Monte Santomarco is a railway tunnel in the Calabria region of Italy. The electrified (3 kV DC) line is 15,333 m long and was opened in 1987 replacing a standard-gauge rack railway line. It is a single track tunnel on the Paola-Cosenza line with a passing loop in the middle, about 800 metres long.

==History==

In 1905 the Ferrovie dello Stato (Italian State Railways) looked into building a railway connection between Cosenza and Paola; to overcome the steep slopes (the southern coastal chain had to be crossed) the normal gauge was adopted with a rack railway and a maximum slope of 75 feet per thousand. Work began between 1907 and 1911, with the line opening on August 2, 1915. Steam locomotives equipped with a gear wheel were used. In 1937 the FS ALn 56 railcar, expressly designed for the cogwheel line, made it possible to reduce the travel of passenger trains to 90 minutes. However, already by the end of the 1930s the troublesome maintenance problems and the excessive travel time pushed the FS to design a new line, however the start of construction for the new track was delayed, in part by the Second World War. The Ministry of Public Works project envisaged a route with a tunnel of approximately 17km with maximum slopes of 18 feet per thousand and radii of curvatures of at least 300 meters, with a new station in Cosenza and electrification of the line. The planned expenditure for the work was around 20bn lire.

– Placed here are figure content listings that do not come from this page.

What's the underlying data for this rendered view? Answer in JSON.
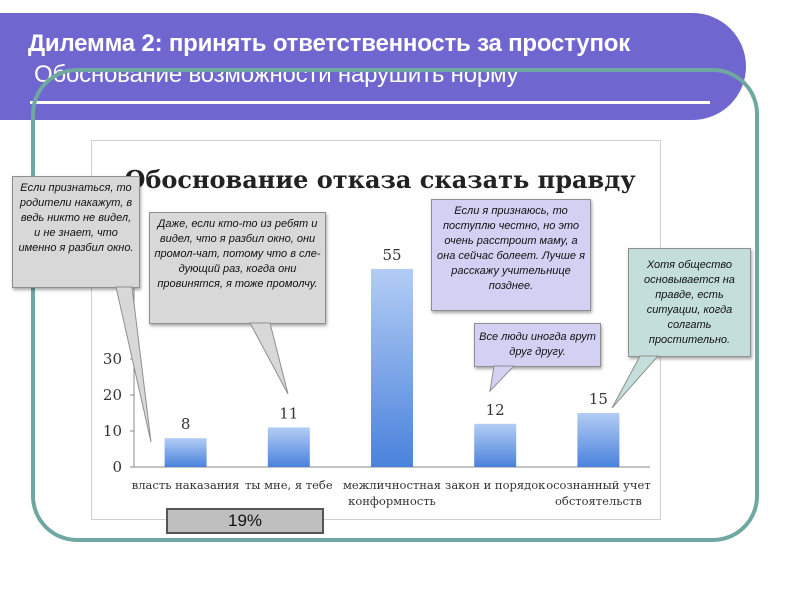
{
  "slide": {
    "title": "Дилемма 2: принять ответственность за проступок",
    "subtitle": "Обоснование возможности нарушить норму"
  },
  "chart_data": {
    "type": "bar",
    "title": "Обоснование отказа сказать правду",
    "categories": [
      "власть наказания",
      "ты мне, я тебе",
      "межличностная конформность",
      "закон и порядок",
      "осознанный учет обстоятельств"
    ],
    "values": [
      8,
      11,
      55,
      12,
      15
    ],
    "ylim": [
      0,
      60
    ],
    "yticks": [
      0,
      10,
      20,
      30
    ],
    "bar_color": "#8ab4ec",
    "grid": false,
    "legend": "none"
  },
  "callouts": {
    "punishment": "Если признаться, то родители накажут, в ведь никто не видел, и не знает, что именно я разбил окно.",
    "reciprocity": "Даже, если кто-то из ребят и видел, что я разбил окно, они промол-чат, потому что в сле-дующий раз, когда они провинятся, я тоже промолчу.",
    "conformity": "Если я признаюсь, то поступлю честно, но это очень расстроит маму, а она сейчас болеет. Лучше я расскажу учительнице позднее.",
    "law": "Все люди иногда врут друг другу.",
    "circumstances": "Хотя общество основывается на правде, есть ситуации, когда солгать простительно."
  },
  "percent_label": "19%"
}
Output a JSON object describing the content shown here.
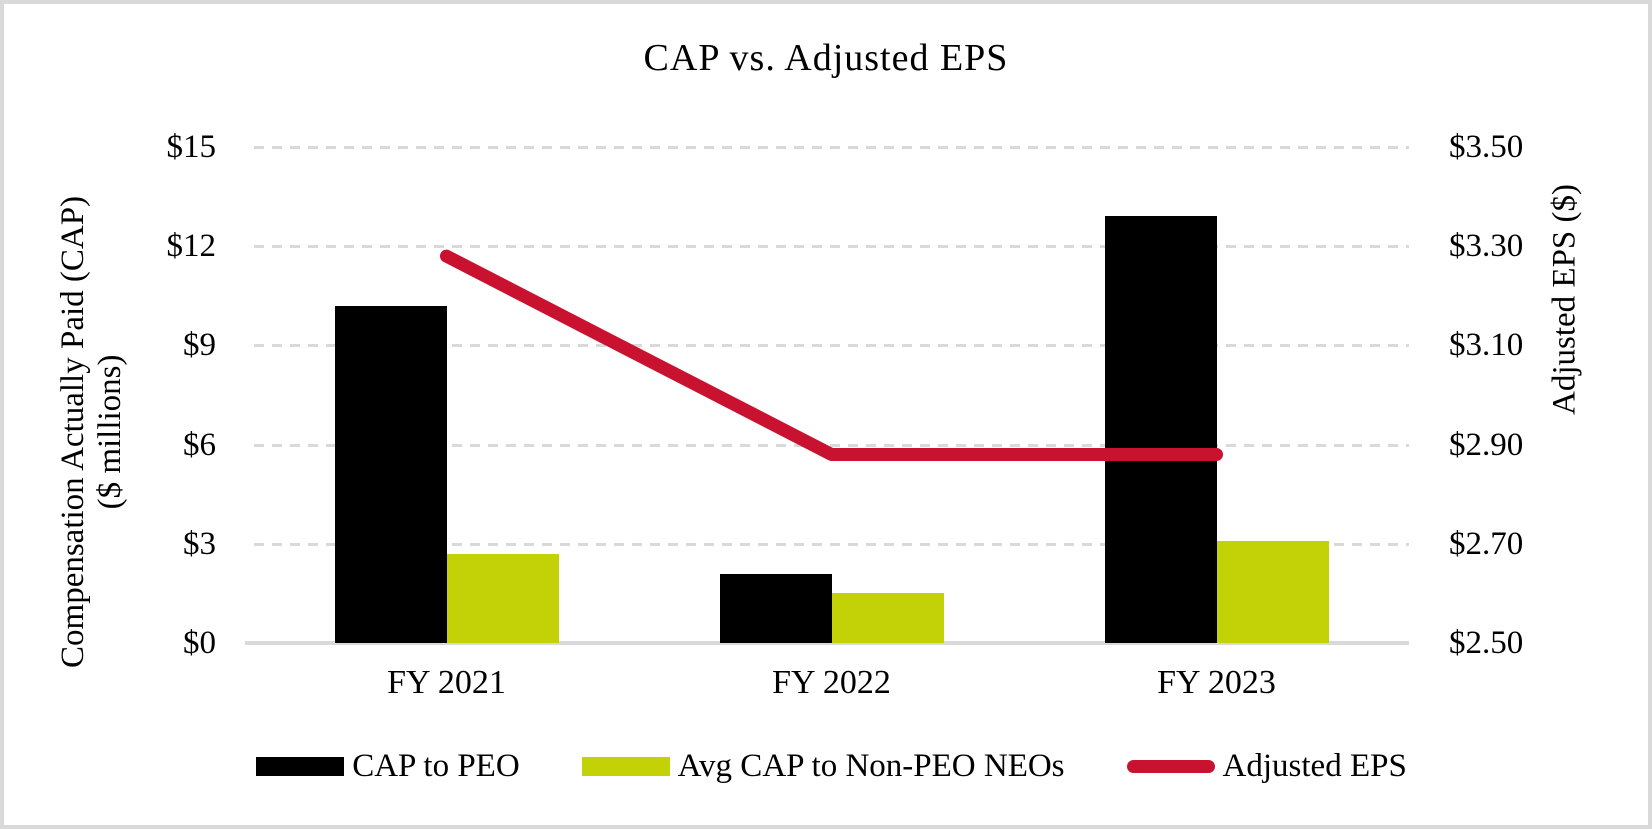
{
  "chart_data": {
    "type": "combo",
    "title": "CAP vs. Adjusted EPS",
    "categories": [
      "FY 2021",
      "FY 2022",
      "FY 2023"
    ],
    "series": [
      {
        "name": "CAP to PEO",
        "chart_type": "bar",
        "axis": "left",
        "color": "#000000",
        "values": [
          10.2,
          2.1,
          12.9
        ]
      },
      {
        "name": "Avg CAP to Non-PEO NEOs",
        "chart_type": "bar",
        "axis": "left",
        "color": "#c3d207",
        "values": [
          2.7,
          1.5,
          3.1
        ]
      },
      {
        "name": "Adjusted EPS",
        "chart_type": "line",
        "axis": "right",
        "color": "#c9122f",
        "values": [
          3.28,
          2.88,
          2.88
        ]
      }
    ],
    "left_axis": {
      "title_line1": "Compensation Actually Paid (CAP)",
      "title_line2": "($ millions)",
      "min": 0,
      "max": 15,
      "step": 3,
      "tick_labels": [
        "$15",
        "$12",
        "$9",
        "$6",
        "$3",
        "$0"
      ]
    },
    "right_axis": {
      "title": "Adjusted EPS ($)",
      "min": 2.5,
      "max": 3.5,
      "step": 0.2,
      "tick_labels": [
        "$3.50",
        "$3.30",
        "$3.10",
        "$2.90",
        "$2.70",
        "$2.50"
      ]
    },
    "grid": {
      "horizontal": "dashed",
      "color": "#d9d9d9",
      "baseline_color": "#d9d9d9"
    },
    "legend_position": "bottom"
  },
  "colors": {
    "background": "#ffffff",
    "frame_border": "#d9d9d9",
    "text": "#000000"
  }
}
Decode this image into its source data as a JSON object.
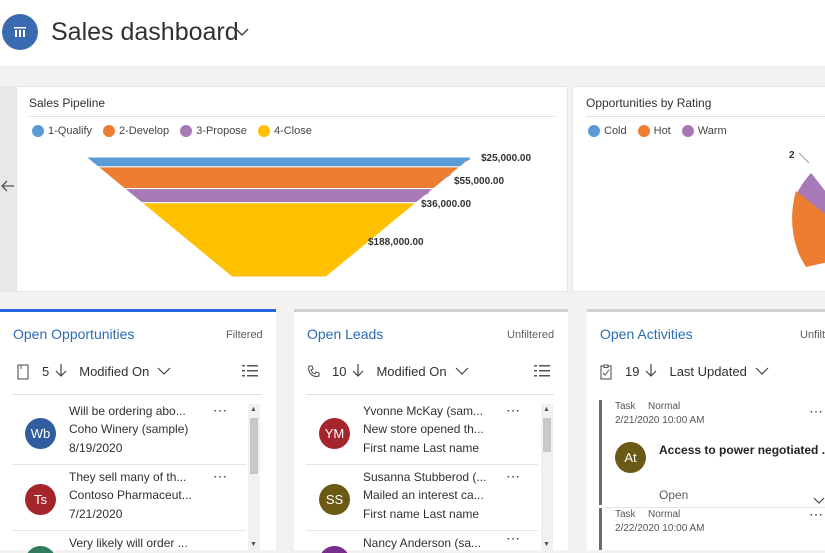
{
  "header": {
    "title": "Sales dashboard",
    "icon": "dashboard-icon",
    "accent": "#3a6bb0"
  },
  "pipeline": {
    "title": "Sales Pipeline",
    "legend": [
      {
        "label": "1-Qualify",
        "color": "#5b9bd5"
      },
      {
        "label": "2-Develop",
        "color": "#ed7d31"
      },
      {
        "label": "3-Propose",
        "color": "#a779b7"
      },
      {
        "label": "4-Close",
        "color": "#ffc000"
      }
    ]
  },
  "rating": {
    "title": "Opportunities by Rating",
    "legend": [
      {
        "label": "Cold",
        "color": "#5b9bd5"
      },
      {
        "label": "Hot",
        "color": "#ed7d31"
      },
      {
        "label": "Warm",
        "color": "#a779b7"
      }
    ],
    "data_label": "2"
  },
  "chart_data": [
    {
      "type": "funnel",
      "title": "Sales Pipeline",
      "categories": [
        "1-Qualify",
        "2-Develop",
        "3-Propose",
        "4-Close"
      ],
      "values": [
        25000,
        55000,
        36000,
        188000
      ],
      "value_labels": [
        "$25,000.00",
        "$55,000.00",
        "$36,000.00",
        "$188,000.00"
      ],
      "colors": [
        "#5b9bd5",
        "#ed7d31",
        "#a779b7",
        "#ffc000"
      ],
      "legend": "top-left"
    },
    {
      "type": "pie",
      "title": "Opportunities by Rating",
      "categories": [
        "Cold",
        "Hot",
        "Warm"
      ],
      "data_labels": [
        "2"
      ],
      "colors": [
        "#5b9bd5",
        "#ed7d31",
        "#a779b7"
      ],
      "legend": "top-left"
    }
  ],
  "opportunities": {
    "title": "Open Opportunities",
    "filter": "Filtered",
    "count": "5",
    "sort_field": "Modified On",
    "records": [
      {
        "initials": "Wb",
        "color": "#2f5d9e",
        "line1": "Will be ordering abo...",
        "line2": "Coho Winery (sample)",
        "line3": "8/19/2020"
      },
      {
        "initials": "Ts",
        "color": "#a4262c",
        "line1": "They sell many of th...",
        "line2": "Contoso Pharmaceut...",
        "line3": "7/21/2020"
      },
      {
        "initials": "",
        "color": "#2f7d5e",
        "line1": "Very likely will order ...",
        "line2": "",
        "line3": ""
      }
    ]
  },
  "leads": {
    "title": "Open Leads",
    "filter": "Unfiltered",
    "count": "10",
    "sort_field": "Modified On",
    "records": [
      {
        "initials": "YM",
        "color": "#a4262c",
        "line1": "Yvonne McKay (sam...",
        "line2": "New store opened th...",
        "line3": "First name Last name"
      },
      {
        "initials": "SS",
        "color": "#6b5a16",
        "line1": "Susanna Stubberod (...",
        "line2": "Mailed an interest ca...",
        "line3": "First name Last name"
      },
      {
        "initials": "",
        "color": "#7a2e8c",
        "line1": "Nancy Anderson (sa...",
        "line2": "",
        "line3": ""
      }
    ]
  },
  "activities": {
    "title": "Open Activities",
    "filter": "Unfilt",
    "count": "19",
    "sort_field": "Last Updated",
    "records": [
      {
        "type": "Task",
        "priority": "Normal",
        "datetime": "2/21/2020 10:00 AM",
        "initials": "At",
        "color": "#6b5a16",
        "subject": "Access to power negotiated ...",
        "status": "Open"
      },
      {
        "type": "Task",
        "priority": "Normal",
        "datetime": "2/22/2020 10:00 AM"
      }
    ]
  }
}
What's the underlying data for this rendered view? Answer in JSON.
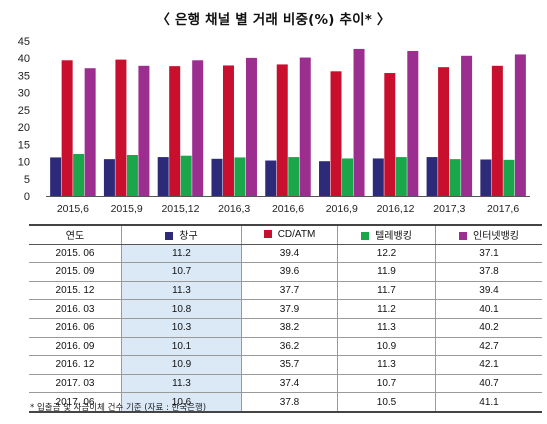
{
  "chart_data": {
    "type": "bar",
    "title": "〈 은행 채널 별 거래 비중(%) 추이* 〉",
    "categories": [
      "2015,6",
      "2015,9",
      "2015,12",
      "2016,3",
      "2016,6",
      "2016,9",
      "2016,12",
      "2017,3",
      "2017,6"
    ],
    "ylim": [
      0,
      45
    ],
    "yticks": [
      0,
      5,
      10,
      15,
      20,
      25,
      30,
      35,
      40,
      45
    ],
    "grid": false,
    "legend_position": "in-table-header",
    "series": [
      {
        "name": "창구",
        "color": "#2e2a7a",
        "values": [
          11.2,
          10.7,
          11.3,
          10.8,
          10.3,
          10.1,
          10.9,
          11.3,
          10.6
        ]
      },
      {
        "name": "CD/ATM",
        "color": "#c8102e",
        "values": [
          39.4,
          39.6,
          37.7,
          37.9,
          38.2,
          36.2,
          35.7,
          37.4,
          37.8
        ]
      },
      {
        "name": "텔레뱅킹",
        "color": "#1aa64a",
        "values": [
          12.2,
          11.9,
          11.7,
          11.2,
          11.3,
          10.9,
          11.3,
          10.7,
          10.5
        ]
      },
      {
        "name": "인터넷뱅킹",
        "color": "#9b2e8f",
        "values": [
          37.1,
          37.8,
          39.4,
          40.1,
          40.2,
          42.7,
          42.1,
          40.7,
          41.1
        ]
      }
    ]
  },
  "table": {
    "year_header": "연도",
    "rows": [
      {
        "date": "2015. 06",
        "values": [
          "11.2",
          "39.4",
          "12.2",
          "37.1"
        ]
      },
      {
        "date": "2015. 09",
        "values": [
          "10.7",
          "39.6",
          "11.9",
          "37.8"
        ]
      },
      {
        "date": "2015. 12",
        "values": [
          "11.3",
          "37.7",
          "11.7",
          "39.4"
        ]
      },
      {
        "date": "2016. 03",
        "values": [
          "10.8",
          "37.9",
          "11.2",
          "40.1"
        ]
      },
      {
        "date": "2016. 06",
        "values": [
          "10.3",
          "38.2",
          "11.3",
          "40.2"
        ]
      },
      {
        "date": "2016. 09",
        "values": [
          "10.1",
          "36.2",
          "10.9",
          "42.7"
        ]
      },
      {
        "date": "2016. 12",
        "values": [
          "10.9",
          "35.7",
          "11.3",
          "42.1"
        ]
      },
      {
        "date": "2017. 03",
        "values": [
          "11.3",
          "37.4",
          "10.7",
          "40.7"
        ]
      },
      {
        "date": "2017. 06",
        "values": [
          "10.6",
          "37.8",
          "10.5",
          "41.1"
        ]
      }
    ]
  },
  "footnote": "* 입출금 및 자금이체 건수 기준 (자료 : 한국은행)"
}
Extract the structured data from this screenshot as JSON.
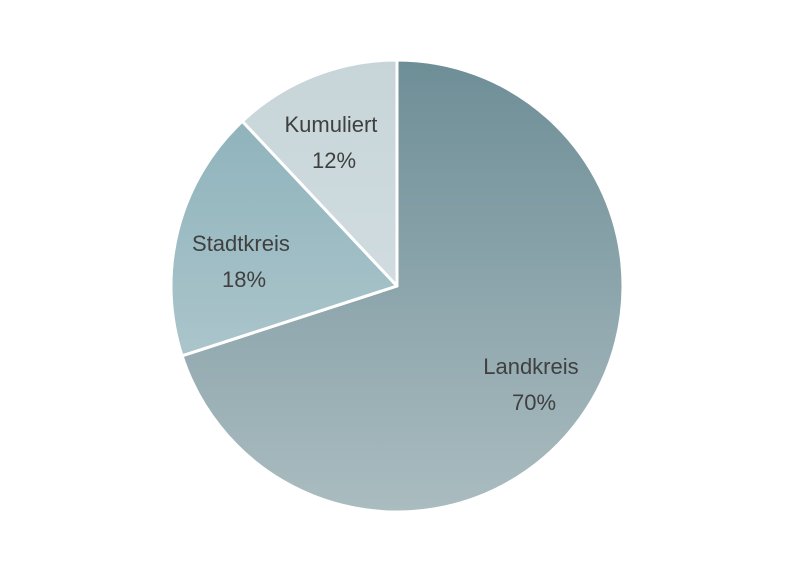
{
  "chart_data": {
    "type": "pie",
    "start_angle": "12 o'clock",
    "direction": "clockwise",
    "slices": [
      {
        "label": "Landkreis",
        "value": 70,
        "value_label": "70%",
        "color_top": "#6e8e97",
        "color_bottom": "#aabcc0"
      },
      {
        "label": "Stadtkreis",
        "value": 18,
        "value_label": "18%",
        "color_top": "#89afb8",
        "color_bottom": "#bcd0d5"
      },
      {
        "label": "Kumuliert",
        "value": 12,
        "value_label": "12%",
        "color_top": "#c7d5d9",
        "color_bottom": "#d9e3e6"
      }
    ]
  }
}
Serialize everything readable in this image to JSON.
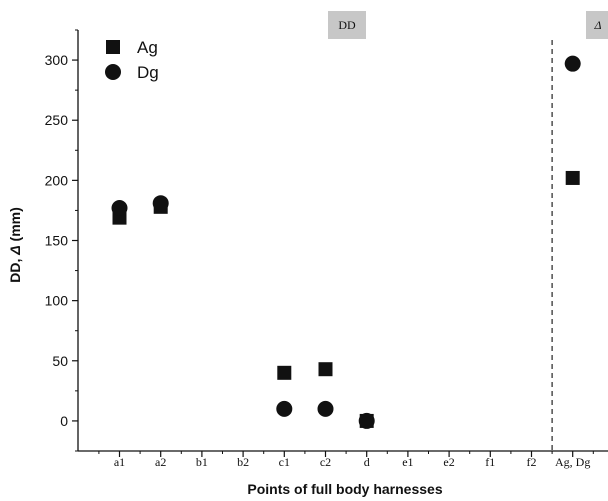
{
  "chart_data": {
    "type": "scatter",
    "categories": [
      "a1",
      "a2",
      "b1",
      "b2",
      "c1",
      "c2",
      "d",
      "e1",
      "e2",
      "f1",
      "f2",
      "Ag, Dg"
    ],
    "series": [
      {
        "name": "Ag",
        "marker": "square",
        "color": "#111111",
        "values": [
          169,
          178,
          null,
          null,
          40,
          43,
          0,
          null,
          null,
          null,
          null,
          202
        ]
      },
      {
        "name": "Dg",
        "marker": "circle",
        "color": "#111111",
        "values": [
          177,
          181,
          null,
          null,
          10,
          10,
          0,
          null,
          null,
          null,
          null,
          297
        ]
      }
    ],
    "xlabel": "Points of full body harnesses",
    "ylabel_main": "DD, ",
    "ylabel_delta": "Δ",
    "ylabel_unit": " (mm)",
    "ylim": [
      -25,
      325
    ],
    "yticks": [
      0,
      50,
      100,
      150,
      200,
      250,
      300
    ],
    "regions": [
      {
        "label": "DD"
      },
      {
        "label": "Δ"
      }
    ],
    "region_separator_after": "f2",
    "grid": false,
    "legend_placement": "top-left"
  }
}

In March 1966 construction work began on the new line, and the excavation of the long tunnel. The closure of the railway operation on the old section took place on April 28, 1987 while the new section, electrified, opened for operation on May 31, 1987. The tunnel is Km 15+333 long, starting at km 1+679 (Paola side) and from km 0+514 (San Lucido side) and outlet at km 17+012 (Bivio Settimo side). The tunnel includes inside, at km 9+180, the Santomarco movement post exercised later in the DCO remote control for the crossing of trains.

The original project envisaged the insertion of the new track only from the north at the exit of Paola station and south to Castiglione Cosentino. Subsequently, during construction, the design variant was created with the connection to the south, on the Southern Tyrrhenian railway in the direction of the station of San Lucido and the connection with the Sibari-Cosenza railway to the north to reach the Jonica railway in Sibari and the important towns of Taranto and Bari.